Соседка покачала головой, ничего не сказала и пошла в ванну. Вернулась с веником и стала подметать пол. Я отошёл к окну и закурил. Всего год назад обо мне никто и не знал. Я ушел от родителей, так как решил доказать, что сам могу добиться всего. Снял комнату, стал работать в магазине электроники менеджером по продажам. А по ночам писал стихи. Неожиданно для себя. Нет, в детстве, конечно, слагал всякие вирши. Мама радовалась и складывала в жестяную коробочку из-под чая мои произведения. А отец смеялся и называл это баловством.
Маша, так звали мою соседку, мне сразу не понравилась. Я люблю ярких женщин. А эта… Ну, действительно, мышь. Зашла в комнату ко мне, поздоровалась и стоит. Личико, правда, чистенькое-чистенькое. Полупрозрачное такое, как на картинах средневековья. Знаете, где дамы такие томные изображены? Не тициановские пампушки, а получахоточные, обескровленные красавицы. Вот и у соседки моей такое личико. И на вздёрнутом носике огромные очки. Я ей предложил как-то линзы подарить, а она почему-то обиделась. Вот познакомились мы с ней. Договорились не мешать друг другу. А в первый же вечер она начала играть на скрипке. И мелодию выбрала такую щемящую. Я, честно, чуть не расплакался. Детство вспомнил, домой захотел... А мышь всё играет и играет. Не будешь же под музыку телевизор смотреть. И так мне захотелось юность вспомнить, дар свой поэтический применить. Достал тетрадь, и, пока соседка пиликала, я успел написать пару стихотворений. Ого! Получается! Дальше – больше! Мышь на скрипке играет, а я у себя в комнате стихи пишу. Отправил в несколько редакций свои сочинения. На тебе! Откликнулись, попросили ещё написать. Начали публиковать. А потом уже как по маслу пошло. Даже на телевидение пригласили. Под заказ стал стихи писать. Думаю, больше написал, если бы скрипачка не мешала. Так надоела её музыка, что слов нет.

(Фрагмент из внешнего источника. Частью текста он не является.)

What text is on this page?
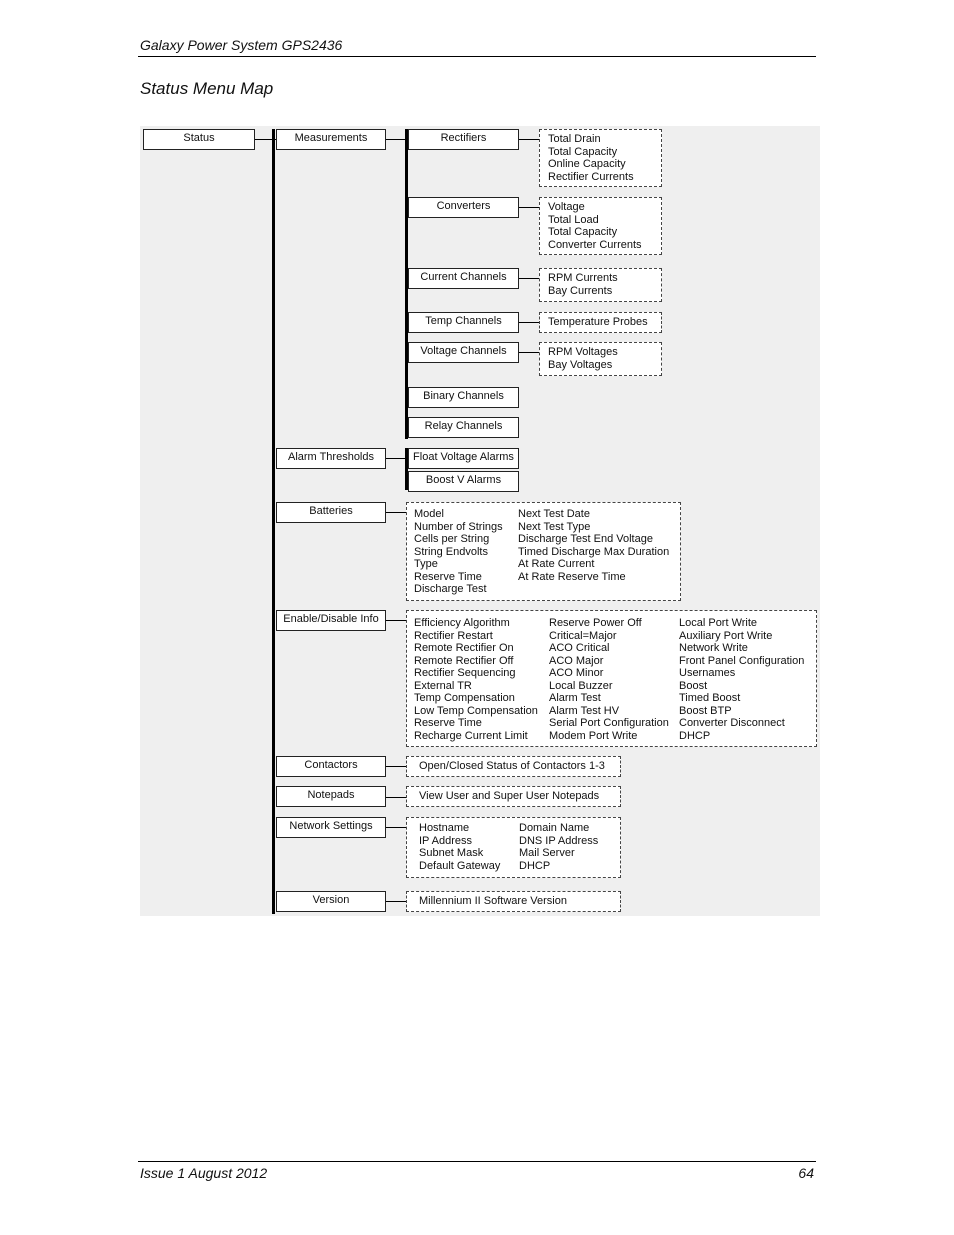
Galaxy Power System GPS2436
Status Menu Map
Status	Measurements
Alarm Thresholds
Batteries
Enable/Disable Info
Contactors
Notepads
Network Settings
Version
Rectifiers
Converters
Current Channels
Temp Channels
Voltage Channels
Binary Channels
Relay Channels
Float Voltage Alarms
Boost V Alarms
Total Drain
Total Capacity
Online Capacity
Rectifier Currents
Voltage
Total Load
Total Capacity
Converter Currents
RPM Currents
Bay Currents
Temperature Probes
RPM Voltages
Bay Voltages
Model
Number of Strings
Cells per String
String Endvolts
Type
Reserve Time
Discharge Test
Next Test Date
Next Test Type
Discharge Test End Voltage
Timed Discharge Max Duration
At Rate Current
At Rate Reserve Time
Efficiency Algorithm
Rectifier Restart
Remote Rectifier On
Remote Rectifier Off
Rectifier Sequencing
External TR
Temp Compensation
Low Temp Compensation
Reserve Time
Recharge Current Limit
Reserve Power Off
Critical=Major
ACO Critical
ACO Major
ACO Minor
Local Buzzer
Alarm Test
Alarm Test HV
Serial Port Configuration
Modem Port Write
Local Port Write
Auxiliary Port Write
Network Write
Front Panel Configuration
Usernames
Boost
Timed Boost
Boost BTP
Converter Disconnect
DHCP
Open/Closed Status of Contactors 1-3
View User and Super User Notepads
Hostname
IP Address
Subnet Mask
Default Gateway
Domain Name
DNS IP Address
Mail Server
DHCP
Millennium II Software Version
Issue 1 August 2012	64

Я выкурил сигарету, затушил о стеклянное блюдце, которое стояло на подоконнике. Маша уже подмела пол, вымыла посуду. Неожиданно зазвонил телефон. Я помчался в комнату.
– Алло! Да! Да, конечно, смогу. Завтра нужно? Обязательно.
Вот это номер! Позвонили из редакции. Я заключил пару дней назад договор. В журнале будет колонка моих стихов. Завтра первый выпуск.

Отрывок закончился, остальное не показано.